Inspired: The Dunedin Architecture of R. A. Lawson
R. A. Lawson was one of New Zealand’s leading 19th century architects and was responsible for many of Dunedin’s most notable buildings.
Lawson was born in Scotland in 1833 and was educated in Perth and Edinburgh. At the age of 21 he emigrated to Australia and is said to have completed a design for a great Gothic church on the voyage. In 1862 he moved to Dunedin, having won the competition for the design of First Church, and was in much demand as an architect for the next twenty-five years. He withdrew to Melbourne at the end of the 1980s but returned to Dunedin and died in the city in 1902.
Lawson’s buildings are in a variety of styles: his general principle was to use classical styles for commercial buildings and Gothic for churches and schools. Of the buildings on this trail, the Union Bank in Princes Street has the facade of a classical Greek temple with a portico of columns surmounted by a pediment. The Municipal Chambers in the Octagon is in the style of an Italian Renaissance palazzo dominated by a grand tower. Otago Boys High School in Arthur Street is in English Renaissance style with several square turrets and towers. The style of the Seacliff Lunatic Asylum was Scottish baronial.
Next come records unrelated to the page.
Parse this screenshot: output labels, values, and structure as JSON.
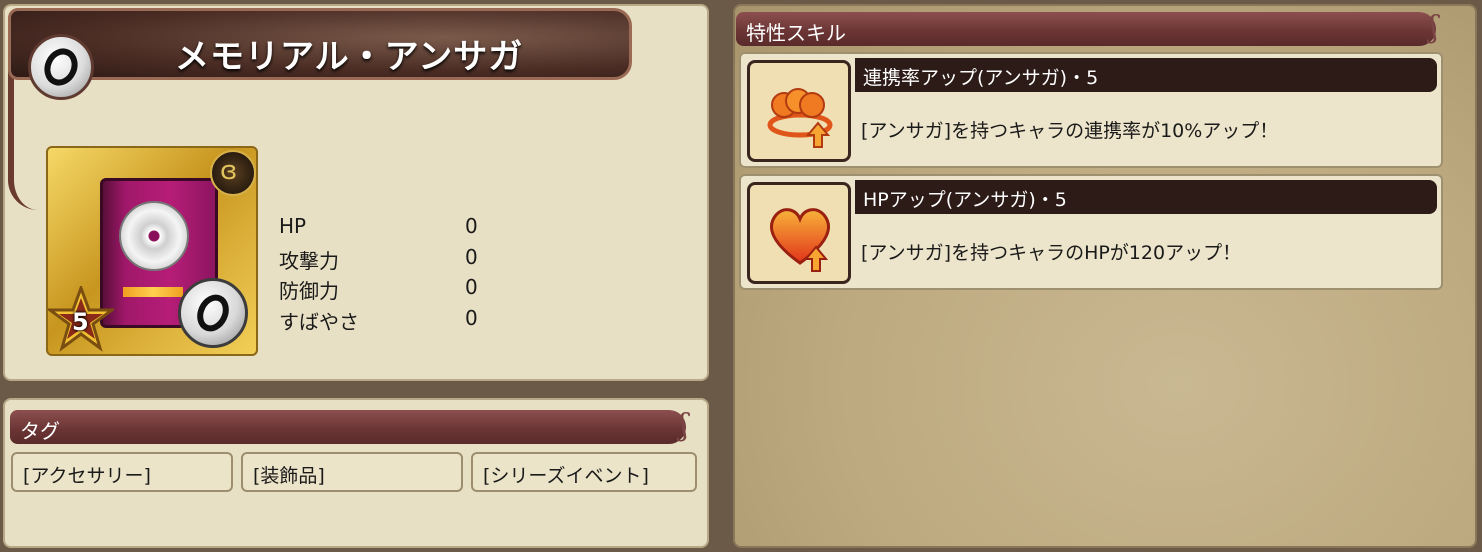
{
  "item": {
    "name": "メモリアル・アンサガ",
    "rarity": "5",
    "category_icon": "ring-icon"
  },
  "stats": [
    {
      "label": "HP",
      "value": "0"
    },
    {
      "label": "攻撃力",
      "value": "0"
    },
    {
      "label": "防御力",
      "value": "0"
    },
    {
      "label": "すばやさ",
      "value": "0"
    }
  ],
  "tags": {
    "header": "タグ",
    "items": [
      "[アクセサリー]",
      "[装飾品]",
      "[シリーズイベント]"
    ]
  },
  "skills": {
    "header": "特性スキル",
    "items": [
      {
        "name": "連携率アップ(アンサガ)・5",
        "description": "[アンサガ]を持つキャラの連携率が10%アップ！",
        "icon": "link-rate-icon"
      },
      {
        "name": "HPアップ(アンサガ)・5",
        "description": "[アンサガ]を持つキャラのHPが120アップ！",
        "icon": "heart-up-icon"
      }
    ]
  },
  "colors": {
    "panel_bg": "#e8e0c4",
    "header_bar": "#6a3434",
    "skill_name_bar": "#2c1b17",
    "right_bg": "#bda97f"
  }
}
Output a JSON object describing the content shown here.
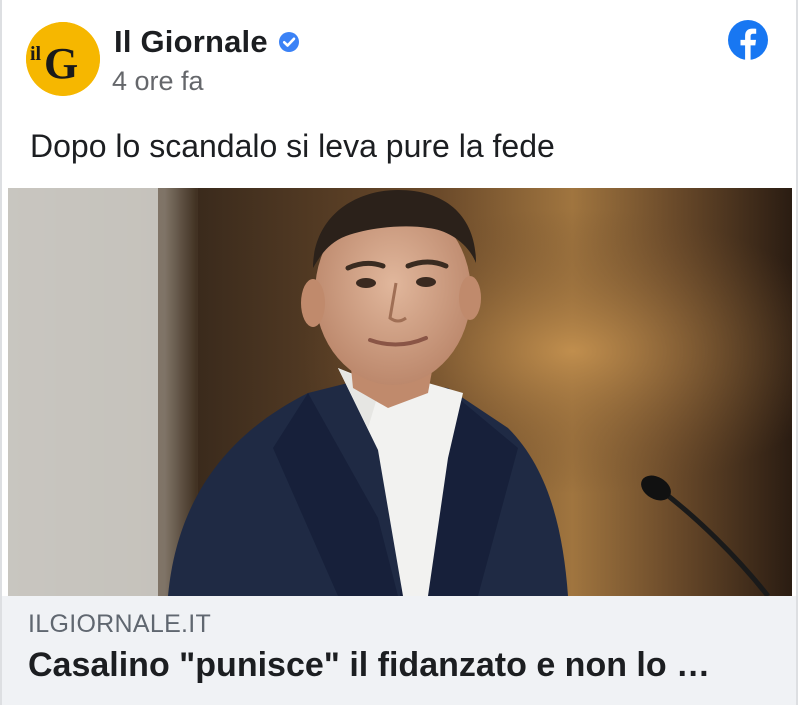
{
  "post": {
    "page_name": "Il Giornale",
    "avatar_logo_text": "ilG",
    "verified_icon": "verified-badge-icon",
    "timestamp": "4 ore fa",
    "platform_icon": "facebook-icon",
    "text": "Dopo lo scandalo si leva pure la fede"
  },
  "link_preview": {
    "image_alt": "man in dark suit and white shirt standing near a microphone",
    "domain": "ILGIORNALE.IT",
    "headline": "Casalino \"punisce\" il fidanzato e non lo …"
  },
  "colors": {
    "facebook_blue": "#1877f2",
    "verified_blue": "#3b82f6",
    "logo_yellow": "#f6b700",
    "footer_bg": "#f0f2f5"
  }
}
On the other hand the two great Presbyterian churches, First Church in Moray Place and Knox Church in George Street, are both Gothic Revival buildings, as is the smaller Trinity Wesleyan Church in Stuart Street, now transformed into the Fortune Theatre.
This trail, which can be walked in a couple of hours, is a joint project of the University of Otago’s Hocken Collections and the Otago Settlers Museum, from where copies of the printed brochure can be obtained.